I slid the deck door open all the way, opened a couple of the windows for cross-ventilation, and switched on the ceiling fan — mostly to get rid of trapped heat, partly to banish the bad air the intruder had left behind. Then I washed up, made a sandwich I didn’t much want, popped a beer I did want, and put in a collect call to Tamara at my office.

“Yo, chief,” she said. “Checking up on me, huh?”

“No way.”

“How’s Deep Mountain Lake?”

“Peaceful,” I said, which was not quite a lie.

“How many trout you murdered so far?”

“Only one. The reason I called—”

“Not much happening here,” she said. “I finished the Dalway skip-trace, no problem. Oh, yeah, Bill Gates called, wanted us to handle security for Microsoft at three mil per year. I told him we were too busy and besides, you think computers’re tools of the debbil.”

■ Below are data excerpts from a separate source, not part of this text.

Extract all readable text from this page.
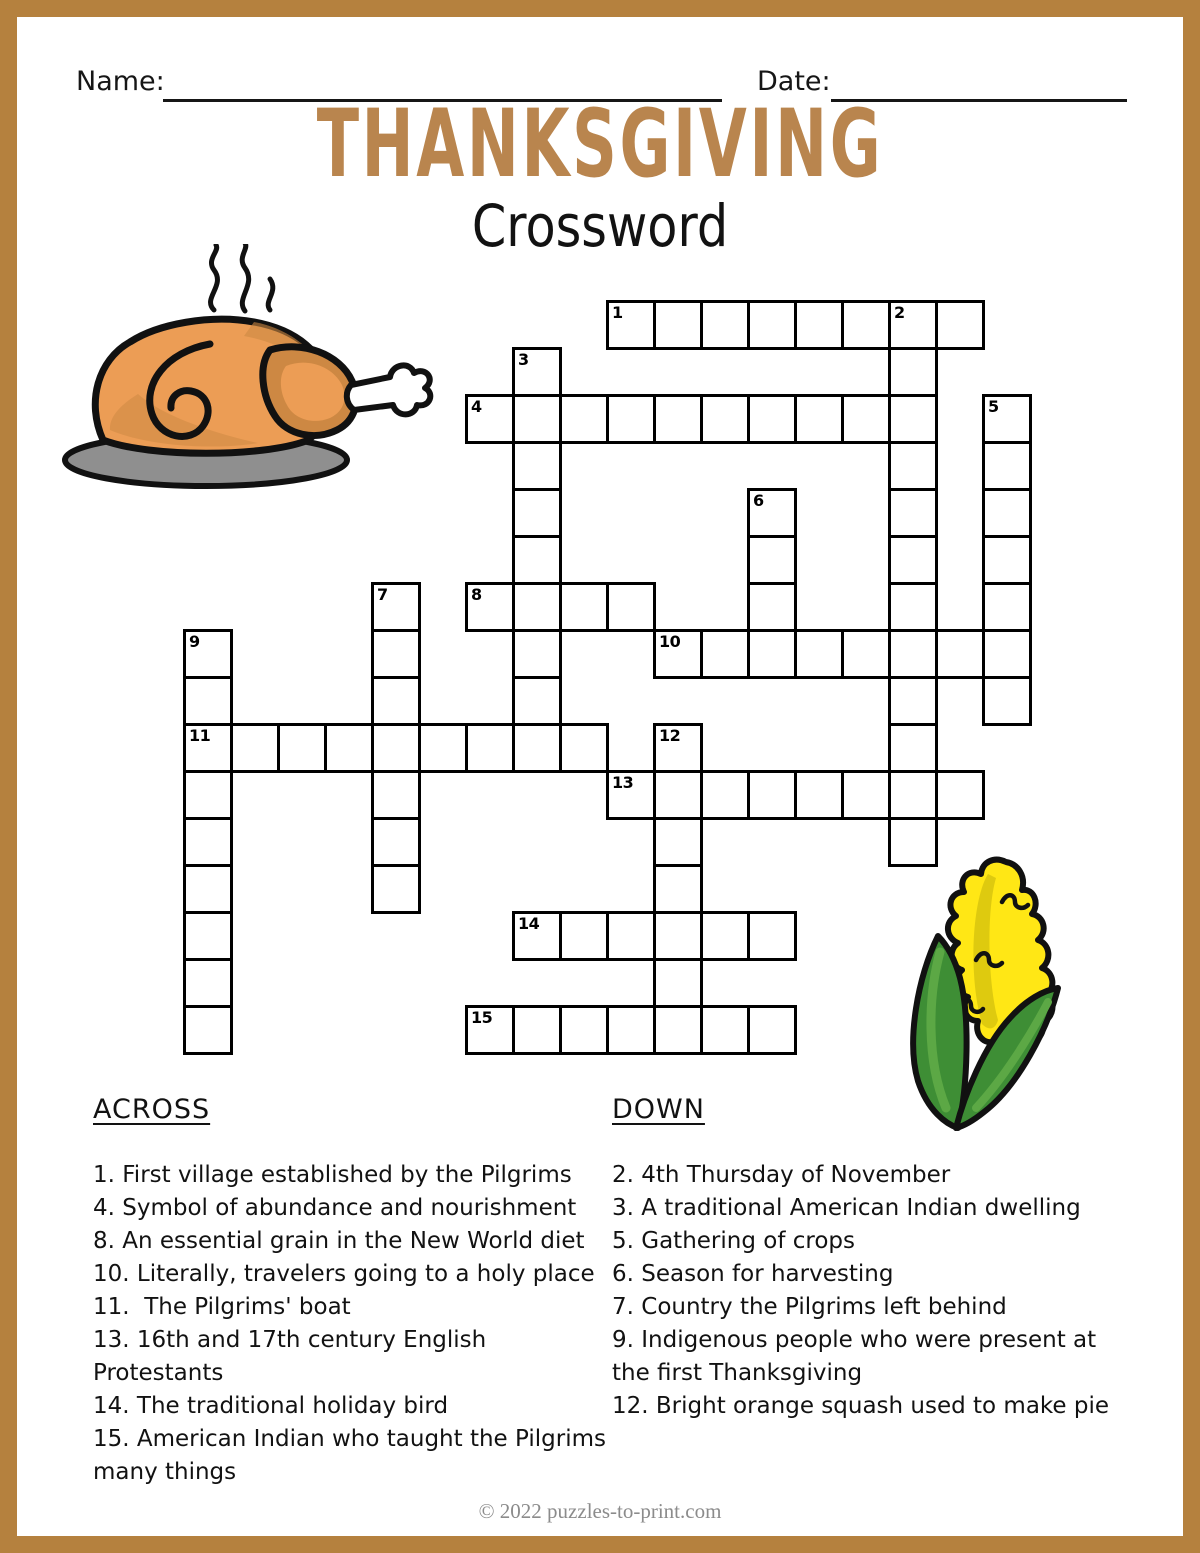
Name:	Date:
THANKSGIVING
Crossword
1	2
3
4	5
6
7	8
9
11
10
12
13
14
15
ACROSS
1. First village established by the Pilgrims
4. Symbol of abundance and nourishment
8. An essential grain in the New World diet
10. Literally, travelers going to a holy place
11.  The Pilgrims' boat
13. 16th and 17th century English Protestants
14. The traditional holiday bird
15. American Indian who taught the Pilgrims many things
DOWN
2. 4th Thursday of November
3. A traditional American Indian dwelling
5. Gathering of crops
6. Season for harvesting
7. Country the Pilgrims left behind
9. Indigenous people who were present at the first Thanksgiving
12. Bright orange squash used to make pie
© 2022 puzzles-to-print.com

“Soul-stealers, right, so you better watch out. Listen, I need you to do something for me.”

“Sure, what?”

“Background checks on three men. ASAP.”

“Hey, what’s this? You working up there?”

“No. Doing a favor for a friend.”

“Uh-huh. Heard that one before.”

“Tamara—”

“How extensive? The checks, I mean.”

“Depends. What I’m looking for is anything out of the ordinary, anything crooked or shady or even antisocial. Criminal records or ties. Mental problems. Like that.”

“How come? Who are these three guys?”

“Two of them are probably average citizens. The third one… well, he may be mixed up in a felony.”

“And you don’t know which of ‘em it is.”

“That’s it.”

“Why not let the local fuzz handle it?”

“It’s not an official case. Not yet.”

“Okay. Names, addresses?”

“No street addresses; all I’ve got are cities.” I gave her the information I’d gathered on Dyce, Strayhorn, and Cantrell.

“Not much to work with,” she said.

“It ought to be enough. Anything you find out, call me right away,” and I added the phone number.

“I’m on it right now. You want me to keep working after five? Double-time if I do, remember.”

“You won’t let me forget. You mind?”

“Money’s one thing I never mind.” She paused and then said, “Tell you something.”

“What’s that?”

“Man, you work too hard, you know what I’m saying? One of these days you really ought to take a vacation.”